Acontece que no artigo 11 da Proposta de Emenda Constitucional podemos ler o seguinte texto:
Art. 11. É permitida a utilização dos recursos da contribuição de que trata o art. 212, §5º, para o financiamento da complementação prevista no art. 212-A, inciso V, assegurada a manutenção pela União dos programas suplementares referidos no art. 208, inciso VII.

Em 2019 a Contribuição do Salário-Educação distribuiu para a educação básica um montante de 21,4 bilhões, sendo que 40% deste valor (8,4 bilhões) ficou com a União e financiaram programas federais, conforme o gráfico abaixo.


São programas essenciais para dar acesso a bens que nossos alunos estariam privados se dependessem apenas dos recursos de seus estados e municípios.
Os principais programas possuem como principal fonte de seu financiamento os recursos do Salário-educação, como é o caso do transporte escolar (100%) e alimentação escolar (85%). E dinheiro direto na escola (100%). E no caso da compra de livros didáticos a participação é decisiva (87%).
Por outro lado, os recursos que bancam a complementação da União para o FUNDEB possuem outras fontes distintas da que está sendo incluída pela relatora. Em 2019 os recursos vieram dos recursos ordinários e, de forma crescente, tem sido garantido pelo Fundo Social - Parcela Destinada à Educação Pública e à Saúde.
A conta não fecha. A projeção de impacto financeiro da PEC, que consta do relatório, afirma que em 2021 teremos um acréscimo de 8,3 bilhões. Isso, em números arrecadados em 2019, representa a autorizar o governo a lançar mão de praticamente todo o valor do salário-educação para honrar com o crescimento da complementação.
Escrever no texto que “assegurada a manutenção pela União dos programas suplementares” não é suficiente, basta que o governo mantenha uma pequena proporção da cobertura atual, posto que a fonte principal dos referidos programas migraria para o Fundeb, e estaria cumprindo a nova regra constitucional.
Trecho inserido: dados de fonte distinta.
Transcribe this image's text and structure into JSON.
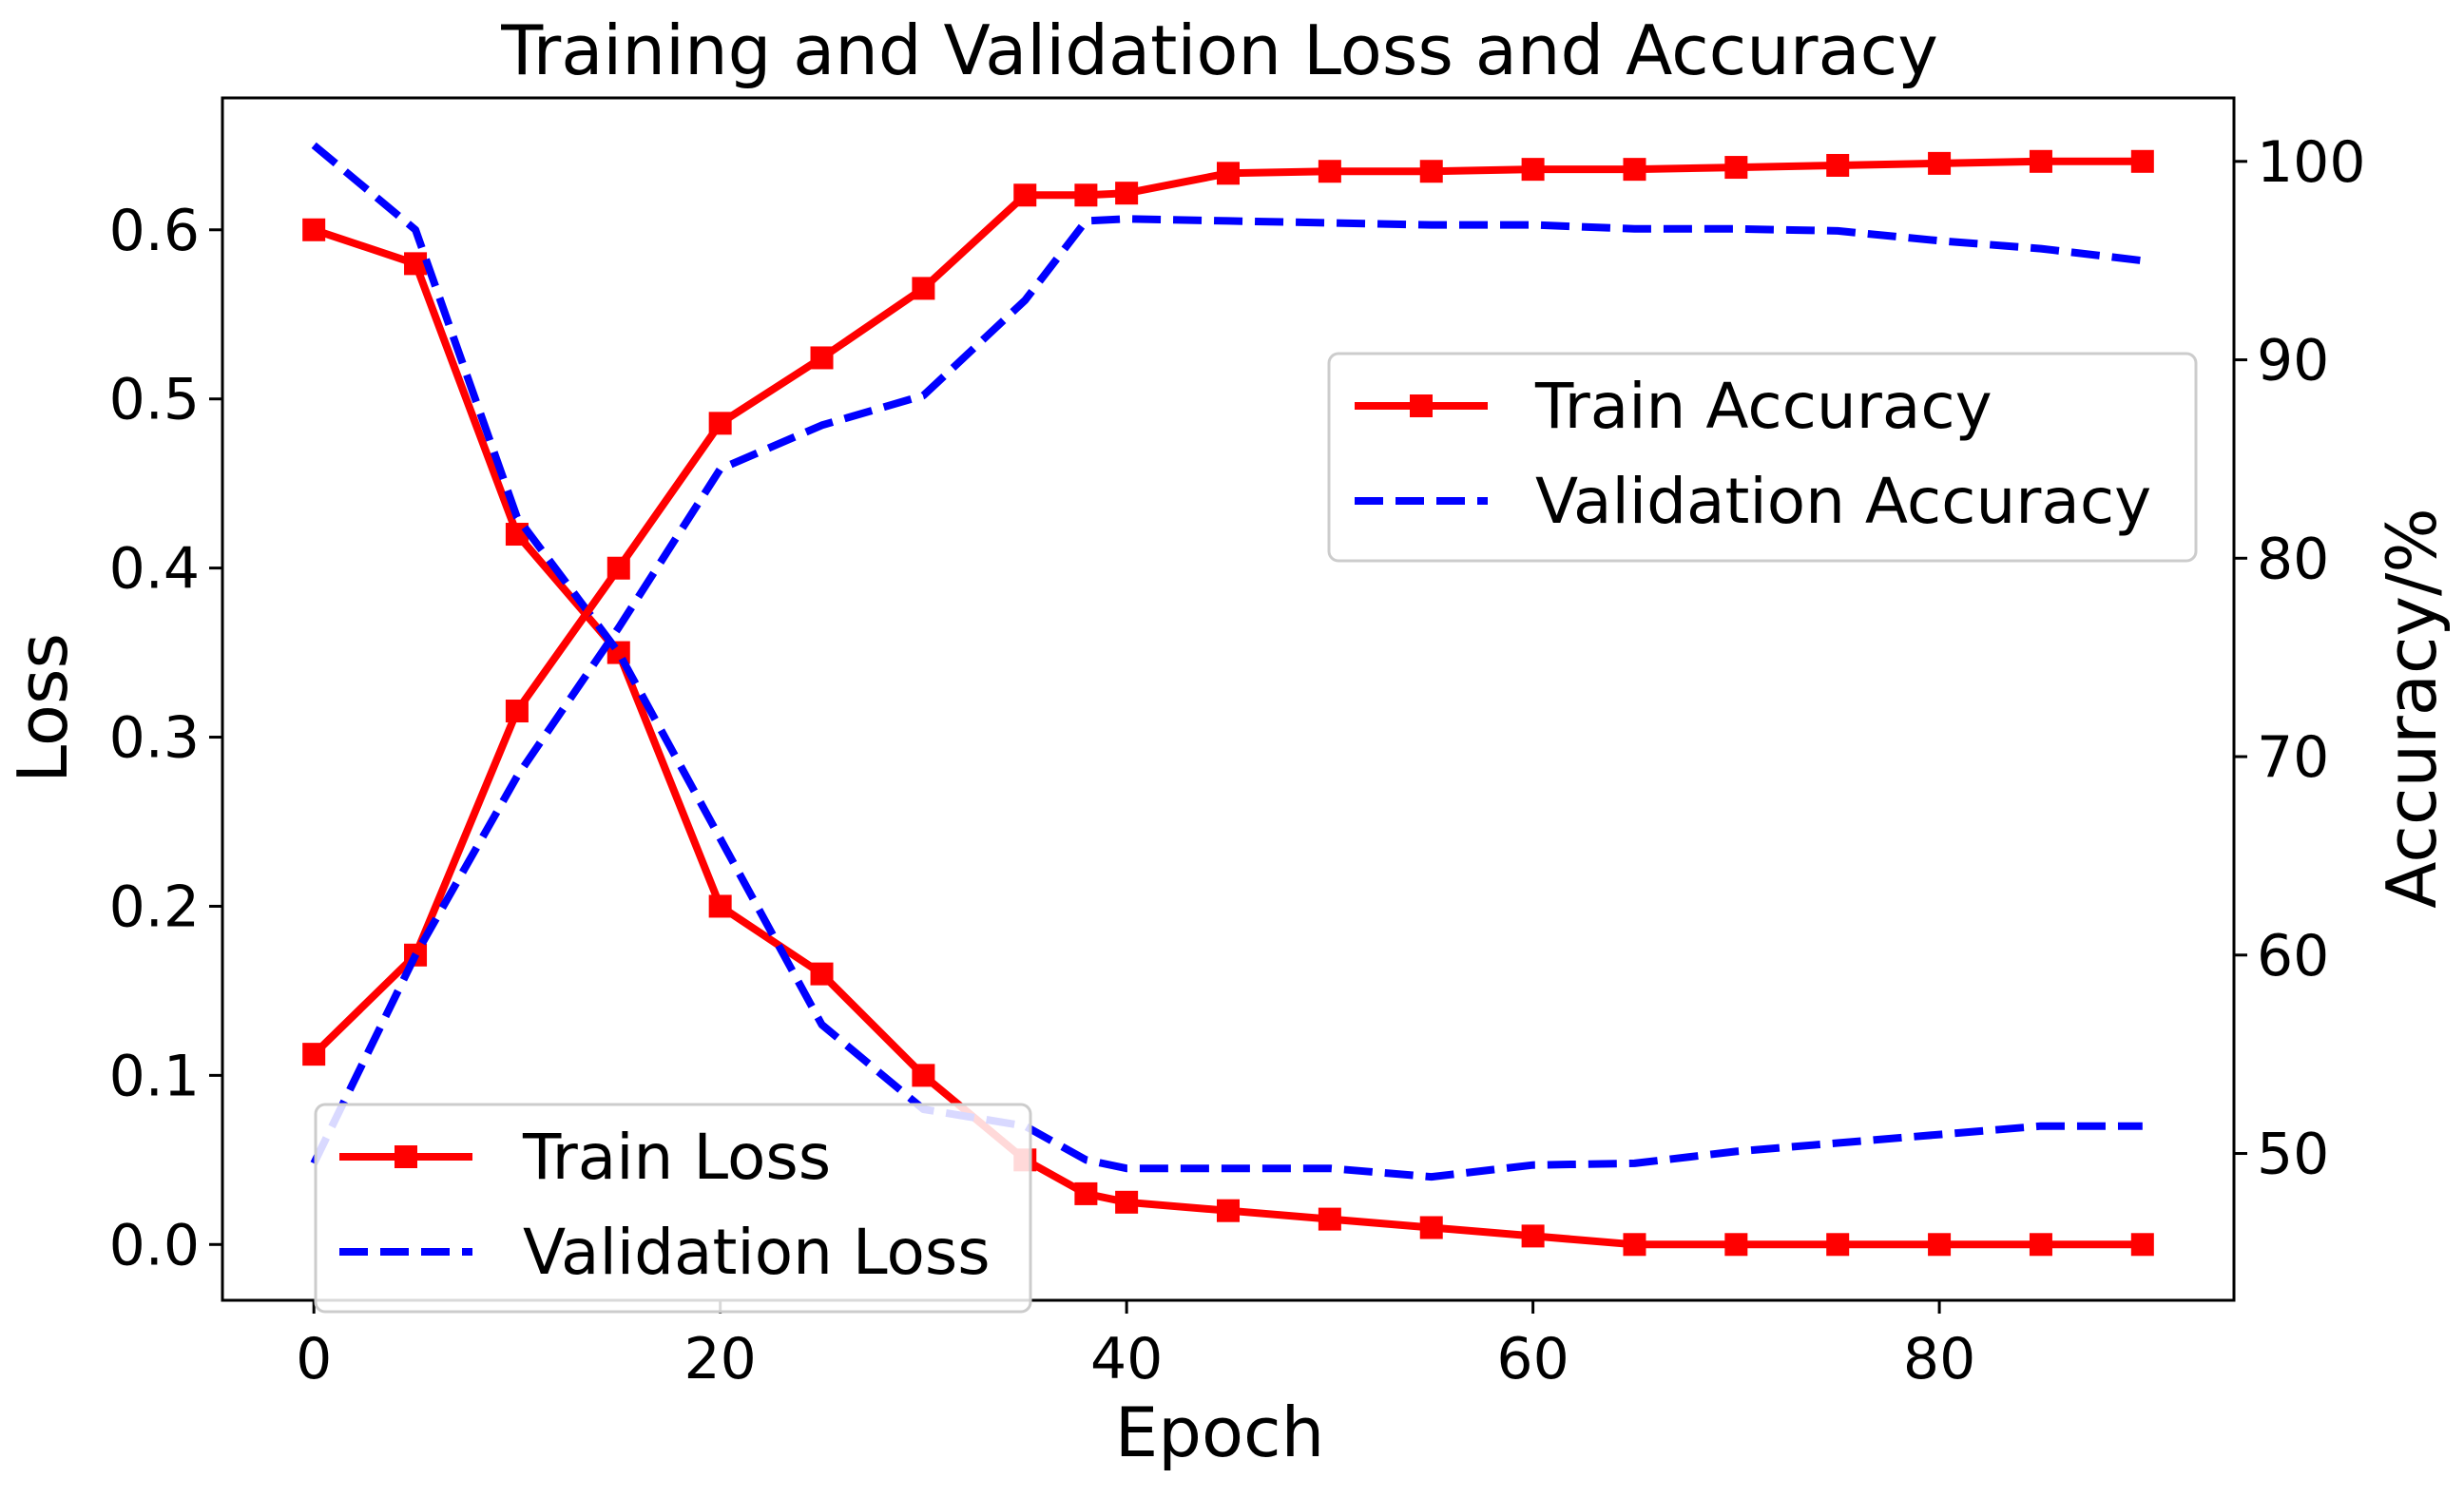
{
  "chart_data": {
    "type": "line",
    "title": "Training and Validation Loss and Accuracy",
    "xlabel": "Epoch",
    "ylabel_left": "Loss",
    "ylabel_right": "Accuracy/%",
    "xlim": [
      -4.5,
      94.5
    ],
    "ylim_left": [
      -0.033,
      0.678
    ],
    "ylim_right": [
      42.6,
      103.2
    ],
    "x_ticks": [
      0,
      20,
      40,
      60,
      80
    ],
    "x_tick_labels": [
      "0",
      "20",
      "40",
      "60",
      "80"
    ],
    "y_left_ticks": [
      0.0,
      0.1,
      0.2,
      0.3,
      0.4,
      0.5,
      0.6
    ],
    "y_left_tick_labels": [
      "0.0",
      "0.1",
      "0.2",
      "0.3",
      "0.4",
      "0.5",
      "0.6"
    ],
    "y_right_ticks": [
      50,
      60,
      70,
      80,
      90,
      100
    ],
    "y_right_tick_labels": [
      "50",
      "60",
      "70",
      "80",
      "90",
      "100"
    ],
    "grid": false,
    "legends": [
      {
        "placement": "center-right",
        "entries": [
          "Train Accuracy",
          "Validation Accuracy"
        ]
      },
      {
        "placement": "lower-left",
        "entries": [
          "Train Loss",
          "Validation Loss"
        ]
      }
    ],
    "series": [
      {
        "name": "Train Loss",
        "axis": "left",
        "color": "#ff0000",
        "style": "solid",
        "marker": "square",
        "x": [
          0,
          5,
          10,
          15,
          20,
          25,
          30,
          35,
          38,
          40,
          45,
          50,
          55,
          60,
          65,
          70,
          75,
          80,
          85,
          90
        ],
        "values": [
          0.6,
          0.58,
          0.42,
          0.35,
          0.2,
          0.16,
          0.1,
          0.05,
          0.03,
          0.025,
          0.02,
          0.015,
          0.01,
          0.005,
          0.0,
          0.0,
          0.0,
          0.0,
          0.0,
          0.0
        ]
      },
      {
        "name": "Validation Loss",
        "axis": "left",
        "color": "#0000ff",
        "style": "dashed",
        "marker": "none",
        "x": [
          0,
          5,
          10,
          15,
          20,
          25,
          30,
          35,
          38,
          40,
          45,
          50,
          55,
          60,
          65,
          70,
          75,
          80,
          85,
          90
        ],
        "values": [
          0.65,
          0.6,
          0.43,
          0.35,
          0.24,
          0.13,
          0.08,
          0.07,
          0.05,
          0.045,
          0.045,
          0.045,
          0.04,
          0.047,
          0.048,
          0.055,
          0.06,
          0.065,
          0.07,
          0.07
        ]
      },
      {
        "name": "Train Accuracy",
        "axis": "right",
        "color": "#ff0000",
        "style": "solid",
        "marker": "square",
        "x": [
          0,
          5,
          10,
          15,
          20,
          25,
          30,
          35,
          38,
          40,
          45,
          50,
          55,
          60,
          65,
          70,
          75,
          80,
          85,
          90
        ],
        "values": [
          55,
          60,
          72.3,
          79.5,
          86.8,
          90.1,
          93.6,
          98.3,
          98.3,
          98.4,
          99.4,
          99.5,
          99.5,
          99.6,
          99.6,
          99.7,
          99.8,
          99.9,
          100,
          100
        ]
      },
      {
        "name": "Validation Accuracy",
        "axis": "right",
        "color": "#0000ff",
        "style": "dashed",
        "marker": "none",
        "x": [
          0,
          5,
          10,
          15,
          20,
          25,
          30,
          35,
          38,
          40,
          45,
          50,
          55,
          60,
          65,
          70,
          75,
          80,
          85,
          90
        ],
        "values": [
          49.5,
          60,
          69,
          76.5,
          84.5,
          86.7,
          88.2,
          93,
          97,
          97.1,
          97,
          96.9,
          96.8,
          96.8,
          96.6,
          96.6,
          96.5,
          96,
          95.6,
          95
        ]
      }
    ]
  }
}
Estaríamos literalmente trocando seis por meia dúzia. Trocando programas que garantem acesso a alimentação, transporte, livro e um pouco de recursos para a manutenção das escolas de todo o país, pela complementação para municípios mais pobres. Uma espécie de Robin Hood que rouba dos carente para dar para os mais carentes. E não mexe com os mais ricos.
O aumento da complementação deve ser sustentável, por isso não pode meter a mão em um recurso essencial para milhões de crianças e que possui um formato universal.